The moral thesis you'd expect from a film like Thelma is that old people are much more capable than you'd expect and they shouldn't be abandoned to moulder in retirement establishments. While the film is largely in agreement with this, it's a little more nuanced – it's about respecting the elderly and ensuring they retain the dignity due to everyone, irrespective of age, while still acknowledging that life can get harder. (Though the plot makes heavy use of various pieces of modern technology, it's not always just for gags about Thelma struggling to use them.)
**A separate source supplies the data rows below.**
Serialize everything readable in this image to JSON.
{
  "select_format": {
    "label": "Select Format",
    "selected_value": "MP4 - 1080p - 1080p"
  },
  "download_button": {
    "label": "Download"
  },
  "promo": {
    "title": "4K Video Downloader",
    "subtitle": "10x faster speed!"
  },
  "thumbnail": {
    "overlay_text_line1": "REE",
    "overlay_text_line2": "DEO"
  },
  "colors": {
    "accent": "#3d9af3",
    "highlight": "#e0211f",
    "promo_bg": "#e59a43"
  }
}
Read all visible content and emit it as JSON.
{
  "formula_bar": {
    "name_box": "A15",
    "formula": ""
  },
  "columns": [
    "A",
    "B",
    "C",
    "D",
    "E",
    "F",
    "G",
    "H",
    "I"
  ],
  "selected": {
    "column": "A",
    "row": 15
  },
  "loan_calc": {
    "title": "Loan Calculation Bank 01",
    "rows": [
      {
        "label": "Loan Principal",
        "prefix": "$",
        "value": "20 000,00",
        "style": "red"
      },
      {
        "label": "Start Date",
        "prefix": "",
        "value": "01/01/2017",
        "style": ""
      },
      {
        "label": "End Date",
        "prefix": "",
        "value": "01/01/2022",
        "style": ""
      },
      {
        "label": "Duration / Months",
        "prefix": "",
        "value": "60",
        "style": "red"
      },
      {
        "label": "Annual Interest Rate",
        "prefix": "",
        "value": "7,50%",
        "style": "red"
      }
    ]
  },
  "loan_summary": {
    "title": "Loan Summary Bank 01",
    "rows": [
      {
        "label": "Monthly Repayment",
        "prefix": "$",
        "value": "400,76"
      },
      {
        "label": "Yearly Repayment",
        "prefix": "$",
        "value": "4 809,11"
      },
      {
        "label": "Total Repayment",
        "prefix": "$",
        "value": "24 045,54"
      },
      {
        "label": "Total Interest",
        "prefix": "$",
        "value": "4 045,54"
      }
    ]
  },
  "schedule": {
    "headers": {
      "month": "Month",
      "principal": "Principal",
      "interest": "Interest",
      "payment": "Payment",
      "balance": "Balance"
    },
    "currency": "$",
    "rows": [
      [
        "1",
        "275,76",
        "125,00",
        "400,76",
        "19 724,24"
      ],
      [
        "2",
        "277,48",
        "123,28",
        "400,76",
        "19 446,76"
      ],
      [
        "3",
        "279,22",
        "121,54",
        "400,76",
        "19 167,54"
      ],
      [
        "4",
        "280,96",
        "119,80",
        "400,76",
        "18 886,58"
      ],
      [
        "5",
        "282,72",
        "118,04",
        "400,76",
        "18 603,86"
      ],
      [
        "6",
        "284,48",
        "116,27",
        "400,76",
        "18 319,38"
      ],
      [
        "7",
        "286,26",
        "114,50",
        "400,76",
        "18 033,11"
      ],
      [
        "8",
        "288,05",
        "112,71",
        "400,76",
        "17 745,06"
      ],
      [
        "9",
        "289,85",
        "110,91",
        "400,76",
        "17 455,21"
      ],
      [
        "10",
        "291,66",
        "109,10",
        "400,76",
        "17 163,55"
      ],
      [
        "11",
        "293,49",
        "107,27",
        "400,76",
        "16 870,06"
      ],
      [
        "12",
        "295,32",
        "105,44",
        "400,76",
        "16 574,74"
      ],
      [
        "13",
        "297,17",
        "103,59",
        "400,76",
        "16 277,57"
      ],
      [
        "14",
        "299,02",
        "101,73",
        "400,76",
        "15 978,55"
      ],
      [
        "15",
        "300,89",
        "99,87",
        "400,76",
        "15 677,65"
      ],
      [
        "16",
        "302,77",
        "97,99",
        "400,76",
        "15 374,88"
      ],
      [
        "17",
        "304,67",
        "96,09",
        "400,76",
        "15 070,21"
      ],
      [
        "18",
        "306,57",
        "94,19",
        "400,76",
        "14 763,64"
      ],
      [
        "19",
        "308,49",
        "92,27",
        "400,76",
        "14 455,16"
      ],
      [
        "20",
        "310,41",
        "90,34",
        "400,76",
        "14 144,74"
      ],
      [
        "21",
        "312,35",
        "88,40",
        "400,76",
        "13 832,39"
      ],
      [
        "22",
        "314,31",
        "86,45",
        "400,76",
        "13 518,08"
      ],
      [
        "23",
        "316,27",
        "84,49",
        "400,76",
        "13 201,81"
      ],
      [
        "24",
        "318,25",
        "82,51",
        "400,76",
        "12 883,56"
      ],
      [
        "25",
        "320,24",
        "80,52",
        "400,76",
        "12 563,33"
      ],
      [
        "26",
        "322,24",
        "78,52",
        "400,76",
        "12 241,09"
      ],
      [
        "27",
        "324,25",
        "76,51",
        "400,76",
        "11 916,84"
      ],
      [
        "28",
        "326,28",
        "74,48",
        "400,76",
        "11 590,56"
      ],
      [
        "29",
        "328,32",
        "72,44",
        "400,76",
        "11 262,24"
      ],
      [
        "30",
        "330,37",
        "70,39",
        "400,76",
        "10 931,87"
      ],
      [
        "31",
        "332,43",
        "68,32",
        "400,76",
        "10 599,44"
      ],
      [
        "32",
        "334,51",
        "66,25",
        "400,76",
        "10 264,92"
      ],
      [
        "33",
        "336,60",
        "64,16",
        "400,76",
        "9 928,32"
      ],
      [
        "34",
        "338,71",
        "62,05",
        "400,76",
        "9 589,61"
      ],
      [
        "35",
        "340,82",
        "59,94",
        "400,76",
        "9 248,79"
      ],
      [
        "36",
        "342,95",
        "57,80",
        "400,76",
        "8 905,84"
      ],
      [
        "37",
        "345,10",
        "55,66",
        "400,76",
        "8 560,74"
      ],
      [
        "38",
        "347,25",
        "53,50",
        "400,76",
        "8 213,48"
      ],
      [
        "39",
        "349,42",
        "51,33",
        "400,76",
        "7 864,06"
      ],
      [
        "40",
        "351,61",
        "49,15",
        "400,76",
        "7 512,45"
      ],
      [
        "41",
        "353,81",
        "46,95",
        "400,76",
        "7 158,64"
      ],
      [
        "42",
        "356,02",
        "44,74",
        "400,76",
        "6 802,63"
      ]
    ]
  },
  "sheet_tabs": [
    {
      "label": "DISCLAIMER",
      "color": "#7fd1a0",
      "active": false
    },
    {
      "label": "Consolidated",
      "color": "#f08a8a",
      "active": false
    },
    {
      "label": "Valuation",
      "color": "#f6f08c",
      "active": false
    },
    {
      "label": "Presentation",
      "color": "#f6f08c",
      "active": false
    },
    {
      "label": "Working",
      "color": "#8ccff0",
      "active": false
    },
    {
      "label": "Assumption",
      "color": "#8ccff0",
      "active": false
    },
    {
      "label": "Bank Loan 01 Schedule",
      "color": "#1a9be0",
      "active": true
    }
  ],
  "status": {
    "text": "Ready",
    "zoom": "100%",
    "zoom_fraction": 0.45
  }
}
This is a very humane, good-natured film, and a lovely tribute to the writer-director's grandmother, who inspired it. The failure of the big chains to pick it up is a genuine shame, as it's one of the best films I've seen this year. Well worth hunting down.


Also Hardly Showing Anywhere...

. . . Baltasar Kormakur's Touch (this is essentially a fridge title, although I suppose lots of people do touch different things in it). If you enjoyed Past Lives last year then this might be one for you. Egil Olafsson plays Kristofer, an Icelandic chap on the brink of old age. Incipient dementia leads him to seek out unfinished business from his youth, despite the fact that the world is on the brink of the Covid pandemic. He flies to London, where he worked in a Japanese restaurant and had a passionate romance with the love of his life back in the sixties, when he was a much younger man.

And, it appears, a much taller man. Normally films can get away with this sort of thing, but the dude playing the young Kristofer looks so totally unlike Olafsson it's really quite distracting. Still, this is a chunky, mostly satisfying romantic melodrama (though not close to the standards of Past Lives). It's a little bit slow and some of the plot elements concerning Japanese history have a leaden earnestness which kept my eyes regularly a-rolling, but it all pays off with a genuinely moving conclusion which took me quite by surprise.